Before moving to Cincinnati, Dr. Spearman was professor and vice chair for research in the Department of Pediatrics at Emory University, and chief research officer for Children’s Healthcare of Atlanta. While there he also served as co-director of the Emory Vaccine and Treatment Evaluation Unit (VTEU). Dr. Spearman currently serves on the Board of Scientific Counselors for NCI, frequently serves on study sections for NIAID, and is president-elect of the Pediatric Infectious Diseases Society (PIDS). Beyond his research interests, Dr. Spearman is a pediatric ID clinician and enjoys caring for children and mentoring future leaders in Infectious Diseases.
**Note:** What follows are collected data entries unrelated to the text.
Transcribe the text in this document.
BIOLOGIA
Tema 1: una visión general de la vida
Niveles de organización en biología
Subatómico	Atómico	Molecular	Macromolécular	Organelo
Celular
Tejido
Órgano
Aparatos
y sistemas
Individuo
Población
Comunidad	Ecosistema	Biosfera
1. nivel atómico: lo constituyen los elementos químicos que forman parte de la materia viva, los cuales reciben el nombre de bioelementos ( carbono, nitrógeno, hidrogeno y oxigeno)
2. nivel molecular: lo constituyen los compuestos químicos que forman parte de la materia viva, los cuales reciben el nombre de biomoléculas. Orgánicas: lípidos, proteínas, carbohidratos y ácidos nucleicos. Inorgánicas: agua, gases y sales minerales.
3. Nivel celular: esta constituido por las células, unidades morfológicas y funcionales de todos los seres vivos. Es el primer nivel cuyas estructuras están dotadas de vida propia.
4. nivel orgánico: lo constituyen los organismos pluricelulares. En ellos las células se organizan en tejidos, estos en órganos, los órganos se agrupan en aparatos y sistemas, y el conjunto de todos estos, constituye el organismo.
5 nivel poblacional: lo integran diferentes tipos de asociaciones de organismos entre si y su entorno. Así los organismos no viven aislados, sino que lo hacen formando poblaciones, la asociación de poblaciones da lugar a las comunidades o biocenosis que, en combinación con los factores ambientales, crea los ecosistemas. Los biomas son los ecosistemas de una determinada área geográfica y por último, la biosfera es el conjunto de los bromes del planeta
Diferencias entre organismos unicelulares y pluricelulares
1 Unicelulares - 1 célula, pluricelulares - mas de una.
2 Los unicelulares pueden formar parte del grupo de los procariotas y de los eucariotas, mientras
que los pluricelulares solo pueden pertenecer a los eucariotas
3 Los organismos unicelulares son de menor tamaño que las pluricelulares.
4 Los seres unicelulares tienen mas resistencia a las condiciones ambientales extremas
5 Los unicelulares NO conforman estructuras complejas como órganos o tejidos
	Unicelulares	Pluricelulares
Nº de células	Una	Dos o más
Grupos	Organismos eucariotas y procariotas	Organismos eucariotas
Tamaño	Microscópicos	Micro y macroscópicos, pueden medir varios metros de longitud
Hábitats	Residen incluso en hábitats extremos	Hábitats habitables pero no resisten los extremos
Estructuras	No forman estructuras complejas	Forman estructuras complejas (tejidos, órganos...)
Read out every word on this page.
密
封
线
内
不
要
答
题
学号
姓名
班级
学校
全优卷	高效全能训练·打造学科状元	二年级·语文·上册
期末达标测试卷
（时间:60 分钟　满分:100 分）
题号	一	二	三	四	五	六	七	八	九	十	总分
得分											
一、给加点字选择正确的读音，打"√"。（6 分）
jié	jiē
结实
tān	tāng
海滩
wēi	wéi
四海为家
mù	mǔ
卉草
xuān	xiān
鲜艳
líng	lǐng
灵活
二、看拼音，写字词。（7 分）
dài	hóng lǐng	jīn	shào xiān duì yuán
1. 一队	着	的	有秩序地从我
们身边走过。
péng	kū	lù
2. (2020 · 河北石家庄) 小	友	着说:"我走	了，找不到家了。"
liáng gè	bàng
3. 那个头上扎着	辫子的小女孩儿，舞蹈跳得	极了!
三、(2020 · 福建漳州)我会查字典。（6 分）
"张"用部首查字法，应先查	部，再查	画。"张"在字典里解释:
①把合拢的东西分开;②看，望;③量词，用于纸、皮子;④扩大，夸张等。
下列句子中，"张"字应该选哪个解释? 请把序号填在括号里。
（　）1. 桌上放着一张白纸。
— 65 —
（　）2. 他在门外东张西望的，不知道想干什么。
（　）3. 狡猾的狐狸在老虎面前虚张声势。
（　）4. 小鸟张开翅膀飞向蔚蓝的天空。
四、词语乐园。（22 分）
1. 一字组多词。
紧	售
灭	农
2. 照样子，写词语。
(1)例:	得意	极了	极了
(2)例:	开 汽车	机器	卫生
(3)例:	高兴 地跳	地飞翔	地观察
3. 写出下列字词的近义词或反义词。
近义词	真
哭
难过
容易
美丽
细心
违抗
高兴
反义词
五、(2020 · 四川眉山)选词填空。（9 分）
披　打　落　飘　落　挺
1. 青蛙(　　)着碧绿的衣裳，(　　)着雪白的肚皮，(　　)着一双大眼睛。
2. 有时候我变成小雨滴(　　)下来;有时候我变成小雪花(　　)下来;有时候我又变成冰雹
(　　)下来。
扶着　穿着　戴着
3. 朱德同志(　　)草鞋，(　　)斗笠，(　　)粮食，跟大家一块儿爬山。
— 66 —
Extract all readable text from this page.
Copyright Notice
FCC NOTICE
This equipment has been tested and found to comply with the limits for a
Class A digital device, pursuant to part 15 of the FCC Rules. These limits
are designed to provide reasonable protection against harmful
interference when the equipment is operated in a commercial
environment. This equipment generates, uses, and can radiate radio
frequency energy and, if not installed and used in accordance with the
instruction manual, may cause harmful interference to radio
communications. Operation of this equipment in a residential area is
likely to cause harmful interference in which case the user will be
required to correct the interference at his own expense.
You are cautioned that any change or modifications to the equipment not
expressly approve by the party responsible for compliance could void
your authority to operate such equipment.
The Spearman laboratory focuses on HIV assembly, HIV pathogenesis, and immune responses relevant to HIV vaccine development. The HIV Gag protein forms the shell of the developing virion, and must traffic to its site of assembly through interactions with specific cellular pathways. Endosomal trafficking plays a prominent role in HIV assembly. We have recently identified the pathway that is responsible for trafficking of the HIV envelope (Env) protein to the particle assembly site, and are defining in detail this Rab-related trafficking step. As part of our work on assembly, we are focused on understanding how HIV particles assemble in human macrophages, where a unique intracellular compartment called the virus-containing compartment or VCC appears to collect mature particles and retain them. A second project in the laboratory is defining how cells combat HIV through a protein called tetherin. Tetherin catches viral particles at the very latest stage of the lifecycle-just after budding-and prevents them from infecting the next cell. HIV overcomes this through the action of the viral Vpu protein. Our lab is identifying the trafficking pathways utilized by tetherin and Vpu in order to comprehensively understand this viral restriction factor and its inhibition by Vpu. The Spearman laboratory also is developing virus-like particles as a practical and attractive immunogen to use in combination with live virus vaccines for development of neutralizing antibodies against HIV.
MD: University of Texas Southwestern, Dallas, TX, 1986.
Residency: Internal Medicine/Pediatrics, Ohio State University, Columbus, OH, 1986-1990.
Fellowship: Infectious Diseases, Washington University, St. Louis, MO, 1990-1993.